Em Akaka Falls State Park, na Big Island do Governo, em Honolulu (Arquivo pessoal)Como podem ver, foram muitos lugares que valeram a viagem, nem contei de todos. Essa viagem, porém, ficou para mim como uma recordação triste. Quando fiquei sabendo que tinha ganhado esse concurso, meu irmão Osni estava vivo e quis muito ir, mais um pouco e teríamos brigado por causa dessa viagem, pois eu escolhi a Maristela como minha acompanhante. Trouxe para ele, como trazia sempre, uma camiseta de todo lugar que ia. E também outros souvenirs. Ele morreu em um acidente sete meses depois que voltamos do Havaí. E entre as coisas que encontrei em sua casa, no inventário de objetos que uma pessoa deixa para os que ficam, estava a camiseta e os demais souvenirs. Tenho todos comigo, aqui em minha casa. E aqui ficarão enquanto eu viver. O Havaí será sempre para mim e minha irmã, a viagem a qual o Osni queria tanto ter ido, entre tantas lembranças dele que temos na vida, o Havaí é um pouco a mais.
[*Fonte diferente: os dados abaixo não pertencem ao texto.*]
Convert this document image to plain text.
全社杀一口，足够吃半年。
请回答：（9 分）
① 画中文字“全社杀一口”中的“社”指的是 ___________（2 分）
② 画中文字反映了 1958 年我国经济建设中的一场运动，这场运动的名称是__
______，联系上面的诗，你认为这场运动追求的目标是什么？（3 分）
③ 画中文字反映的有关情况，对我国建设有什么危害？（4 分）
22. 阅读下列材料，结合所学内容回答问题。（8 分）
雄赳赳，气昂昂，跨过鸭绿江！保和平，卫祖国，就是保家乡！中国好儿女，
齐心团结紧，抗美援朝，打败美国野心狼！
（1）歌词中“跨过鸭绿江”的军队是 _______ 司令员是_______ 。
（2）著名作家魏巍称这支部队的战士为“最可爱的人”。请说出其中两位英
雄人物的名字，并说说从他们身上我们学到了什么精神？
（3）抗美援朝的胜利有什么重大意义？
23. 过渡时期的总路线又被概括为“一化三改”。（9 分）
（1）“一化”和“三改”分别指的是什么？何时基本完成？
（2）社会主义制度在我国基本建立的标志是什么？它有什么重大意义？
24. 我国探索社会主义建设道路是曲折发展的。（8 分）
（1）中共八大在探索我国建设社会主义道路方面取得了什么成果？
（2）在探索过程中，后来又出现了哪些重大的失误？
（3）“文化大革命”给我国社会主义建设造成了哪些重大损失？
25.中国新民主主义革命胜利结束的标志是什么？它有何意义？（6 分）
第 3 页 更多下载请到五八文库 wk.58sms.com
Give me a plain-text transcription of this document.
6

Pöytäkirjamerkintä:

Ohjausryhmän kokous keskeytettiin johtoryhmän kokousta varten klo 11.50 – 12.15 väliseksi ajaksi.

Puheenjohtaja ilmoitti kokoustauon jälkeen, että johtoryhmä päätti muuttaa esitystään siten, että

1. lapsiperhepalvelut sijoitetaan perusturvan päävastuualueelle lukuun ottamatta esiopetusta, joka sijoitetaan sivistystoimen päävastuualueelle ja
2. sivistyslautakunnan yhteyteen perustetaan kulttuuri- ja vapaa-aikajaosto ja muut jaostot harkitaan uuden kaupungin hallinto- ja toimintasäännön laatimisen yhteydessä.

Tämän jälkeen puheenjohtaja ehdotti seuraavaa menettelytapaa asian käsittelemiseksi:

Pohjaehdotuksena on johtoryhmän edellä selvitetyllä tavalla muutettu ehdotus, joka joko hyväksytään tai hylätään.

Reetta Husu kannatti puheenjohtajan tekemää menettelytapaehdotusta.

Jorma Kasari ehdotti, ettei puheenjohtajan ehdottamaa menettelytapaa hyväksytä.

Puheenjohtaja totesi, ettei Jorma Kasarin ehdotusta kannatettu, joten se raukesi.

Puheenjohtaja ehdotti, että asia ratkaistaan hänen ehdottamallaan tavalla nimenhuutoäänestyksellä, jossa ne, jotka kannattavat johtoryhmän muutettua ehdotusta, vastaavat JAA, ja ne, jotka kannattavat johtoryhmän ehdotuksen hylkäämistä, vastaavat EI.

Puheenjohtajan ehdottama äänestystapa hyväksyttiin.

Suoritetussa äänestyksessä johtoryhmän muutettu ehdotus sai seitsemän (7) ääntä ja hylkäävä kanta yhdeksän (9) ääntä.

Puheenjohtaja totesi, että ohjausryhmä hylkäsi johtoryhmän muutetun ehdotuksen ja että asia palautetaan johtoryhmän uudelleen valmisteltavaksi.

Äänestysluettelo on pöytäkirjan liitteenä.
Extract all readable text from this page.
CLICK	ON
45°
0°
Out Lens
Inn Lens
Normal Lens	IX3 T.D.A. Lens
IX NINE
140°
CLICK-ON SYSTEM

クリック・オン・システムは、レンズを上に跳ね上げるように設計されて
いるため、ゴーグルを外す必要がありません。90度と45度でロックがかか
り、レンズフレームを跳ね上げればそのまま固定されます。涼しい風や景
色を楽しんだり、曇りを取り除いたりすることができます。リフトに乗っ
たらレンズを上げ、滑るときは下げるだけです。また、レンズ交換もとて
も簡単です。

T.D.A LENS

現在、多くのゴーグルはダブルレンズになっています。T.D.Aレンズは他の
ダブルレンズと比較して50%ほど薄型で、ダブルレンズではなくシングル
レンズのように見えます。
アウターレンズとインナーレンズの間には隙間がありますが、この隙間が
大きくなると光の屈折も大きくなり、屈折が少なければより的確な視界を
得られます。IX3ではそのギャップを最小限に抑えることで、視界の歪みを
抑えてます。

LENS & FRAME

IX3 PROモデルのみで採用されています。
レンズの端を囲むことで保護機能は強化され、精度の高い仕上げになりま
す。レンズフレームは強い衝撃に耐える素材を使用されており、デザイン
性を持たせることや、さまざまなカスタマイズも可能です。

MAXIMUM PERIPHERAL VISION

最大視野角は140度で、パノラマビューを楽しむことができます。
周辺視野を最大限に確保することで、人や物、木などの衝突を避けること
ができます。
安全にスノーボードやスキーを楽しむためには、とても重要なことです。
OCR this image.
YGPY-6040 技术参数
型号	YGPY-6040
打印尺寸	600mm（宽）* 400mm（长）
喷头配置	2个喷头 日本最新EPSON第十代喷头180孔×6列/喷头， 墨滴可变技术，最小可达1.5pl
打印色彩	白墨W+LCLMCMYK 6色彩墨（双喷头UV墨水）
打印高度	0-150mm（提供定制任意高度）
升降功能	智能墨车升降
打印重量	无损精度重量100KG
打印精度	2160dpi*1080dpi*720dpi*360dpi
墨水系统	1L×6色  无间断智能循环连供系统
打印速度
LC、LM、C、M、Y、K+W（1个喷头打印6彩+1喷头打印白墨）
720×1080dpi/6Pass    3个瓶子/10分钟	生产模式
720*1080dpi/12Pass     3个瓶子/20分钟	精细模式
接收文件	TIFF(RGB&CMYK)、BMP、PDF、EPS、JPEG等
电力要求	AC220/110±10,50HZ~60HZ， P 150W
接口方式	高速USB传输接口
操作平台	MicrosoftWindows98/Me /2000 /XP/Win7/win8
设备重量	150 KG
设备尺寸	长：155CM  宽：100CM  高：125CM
O que posso dar de conselho àqueles que me leem: vão logo conhecer esse pedaço do mundo onde a natureza é tão grandiosa e imponente que nem os projetos estapafúrdios humanos ainda conseguiram apagar as marcas. Parece um palco de uma guerra dos deuses. Os deuses do Olimpo desceram na terra e fizeram seu combate lá. E os efeitos da catástrofe são estonteantes. Com lavas, vulcões adormecidos e acordados, cadeia de montanhas, ondas gigantes, baías com algas de cores inacreditáveis, o Havaí é inumano e o Kilauea seu espetáculo maior. Para os havaianos, nos vulcões há uma deusa que cospe fogo, luz e lava: Pele, a deusa filha de Kane, que vive no vulcão Kilauea. Ir ao Kilauea, com a pele tremendo pelos jatos de ácido sulfúrico que sai do solo, e assistir o espetáculo de Pele, a filha de Kane, que me propiciou a viagem, foi um encontro dos deuses. Foi divino.